To that I added everything I had ever read or learned about.

In this work, Megalopolis, I wouldn’t have been able to make without standing as I do on the shoulders of G. B. Shaw, Voltaire, Rousseau, Bentham, Mill, Dickens, Emerson, Thoreau, Fuller, Fournier, Morris, Carlyle, Ruskin, Butler, and Wells all rolled into one; with Euripides, Thomas More, Moliere, Pirandello, Shakespeare, Beaumarchais, Swift, Kubrick, Murnau, Goethe, Plato, Aeschylus, Spinoza, Durrell, Ibsen, Abel Gance, Fellini, Visconti, Bergman, Bergson, Hesse, Hitchcock, Kurosawa, Cao Xueqin, Mizoguchi, Tolstoy, McCullough, Moses, and the prophets all thrown in.

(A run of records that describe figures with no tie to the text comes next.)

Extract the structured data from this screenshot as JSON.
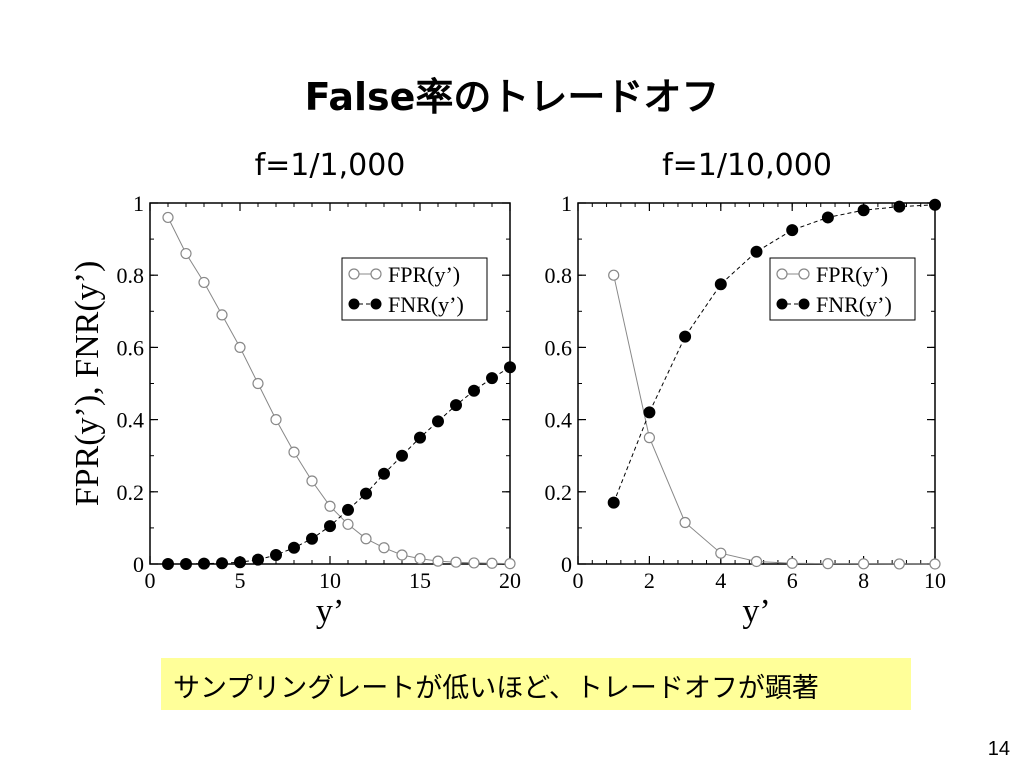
{
  "slide": {
    "title": "False率のトレードオフ",
    "callout": "サンプリングレートが低いほど、トレードオフが顕著",
    "page_number": "14"
  },
  "chart_data": [
    {
      "type": "line",
      "title": "f=1/1,000",
      "xlabel": "y’",
      "ylabel": "FPR(y’), FNR(y’)",
      "xlim": [
        0,
        20
      ],
      "ylim": [
        0,
        1
      ],
      "xticks": [
        0,
        5,
        10,
        15,
        20
      ],
      "yticks": [
        0,
        0.2,
        0.4,
        0.6,
        0.8,
        1
      ],
      "xtick_labels": [
        "0",
        "5",
        "10",
        "15",
        "20"
      ],
      "ytick_labels": [
        "0",
        "0.2",
        "0.4",
        "0.6",
        "0.8",
        "1"
      ],
      "legend_position": "top-right",
      "grid": false,
      "x": [
        1,
        2,
        3,
        4,
        5,
        6,
        7,
        8,
        9,
        10,
        11,
        12,
        13,
        14,
        15,
        16,
        17,
        18,
        19,
        20
      ],
      "series": [
        {
          "name": "FPR(y’)",
          "marker": "open-circle",
          "line": "solid",
          "color": "#888888",
          "values": [
            0.96,
            0.86,
            0.78,
            0.69,
            0.6,
            0.5,
            0.4,
            0.31,
            0.23,
            0.16,
            0.11,
            0.07,
            0.045,
            0.025,
            0.015,
            0.008,
            0.005,
            0.003,
            0.002,
            0.001
          ]
        },
        {
          "name": "FNR(y’)",
          "marker": "filled-circle",
          "line": "dashed",
          "color": "#000000",
          "values": [
            0,
            0,
            0.001,
            0.002,
            0.005,
            0.012,
            0.025,
            0.045,
            0.07,
            0.105,
            0.15,
            0.195,
            0.25,
            0.3,
            0.35,
            0.395,
            0.44,
            0.48,
            0.515,
            0.545
          ]
        }
      ]
    },
    {
      "type": "line",
      "title": "f=1/10,000",
      "xlabel": "y’",
      "ylabel": "",
      "xlim": [
        0,
        10
      ],
      "ylim": [
        0,
        1
      ],
      "xticks": [
        0,
        2,
        4,
        6,
        8,
        10
      ],
      "yticks": [
        0,
        0.2,
        0.4,
        0.6,
        0.8,
        1
      ],
      "xtick_labels": [
        "0",
        "2",
        "4",
        "6",
        "8",
        "10"
      ],
      "ytick_labels": [
        "0",
        "0.2",
        "0.4",
        "0.6",
        "0.8",
        "1"
      ],
      "legend_position": "top-right",
      "grid": false,
      "x": [
        1,
        2,
        3,
        4,
        5,
        6,
        7,
        8,
        9,
        10
      ],
      "series": [
        {
          "name": "FPR(y’)",
          "marker": "open-circle",
          "line": "solid",
          "color": "#888888",
          "values": [
            0.8,
            0.35,
            0.115,
            0.03,
            0.007,
            0.002,
            0.001,
            0.0005,
            0.0002,
            0.0001
          ]
        },
        {
          "name": "FNR(y’)",
          "marker": "filled-circle",
          "line": "dashed",
          "color": "#000000",
          "values": [
            0.17,
            0.42,
            0.63,
            0.775,
            0.865,
            0.925,
            0.96,
            0.98,
            0.99,
            0.995
          ]
        }
      ]
    }
  ]
}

Believing I had the basis of the project in 2001, I set up a production office in Park Slope, Brooklyn, and began to work. I did casting, table read-throughs, and had a 2nd unit led by brilliant photographer Ron Fricke, thinking it would be easier and cheaper to begin before we actually announced principal photography. The 2nd unit was shot with an early model Sony digital camera that I was risking would be of sufficient quality, to be shot through all seasons and of elements of vital activities of the city (food distribution, sewage, garbage disposal) for the rich and the poor. The script always had an element of an aging Soviet satellite falling out of orbit and falling to earth, so we needed some shots of destruction and cleared areas, but of course no one could have anticipated the events of September 11th, 2001, and the tragedy of the World Trade Center. As we were shooting our 2nd unit at the time, we covered some of those heartbreaking images.

My first goal always is to make a film with all my heart, so I began to realize it would be about love and loyalty in every aspect of human life. Megalopolis echoed these sentiments, in which love was expressed in almost crystalline complexity, our planet in danger and our human family almost in an act of suicide, until becoming a very optimistic film that has faith in the human being to possess the genius to heal any problem put before us.

I believe in America. Our founders borrowed a constitution, Roman law, and Senate for their revolutionary government without a king. American history could neither have taken place nor succeeded without classical learning to guide it.

It’s my dream that Megalopolis will become a New Year’s Eve perennial favorite, with audiences discussing afterwards not their new diets, or resolutions not to smoke, but rather this simple question: “Is the society in which we live the only one available to us?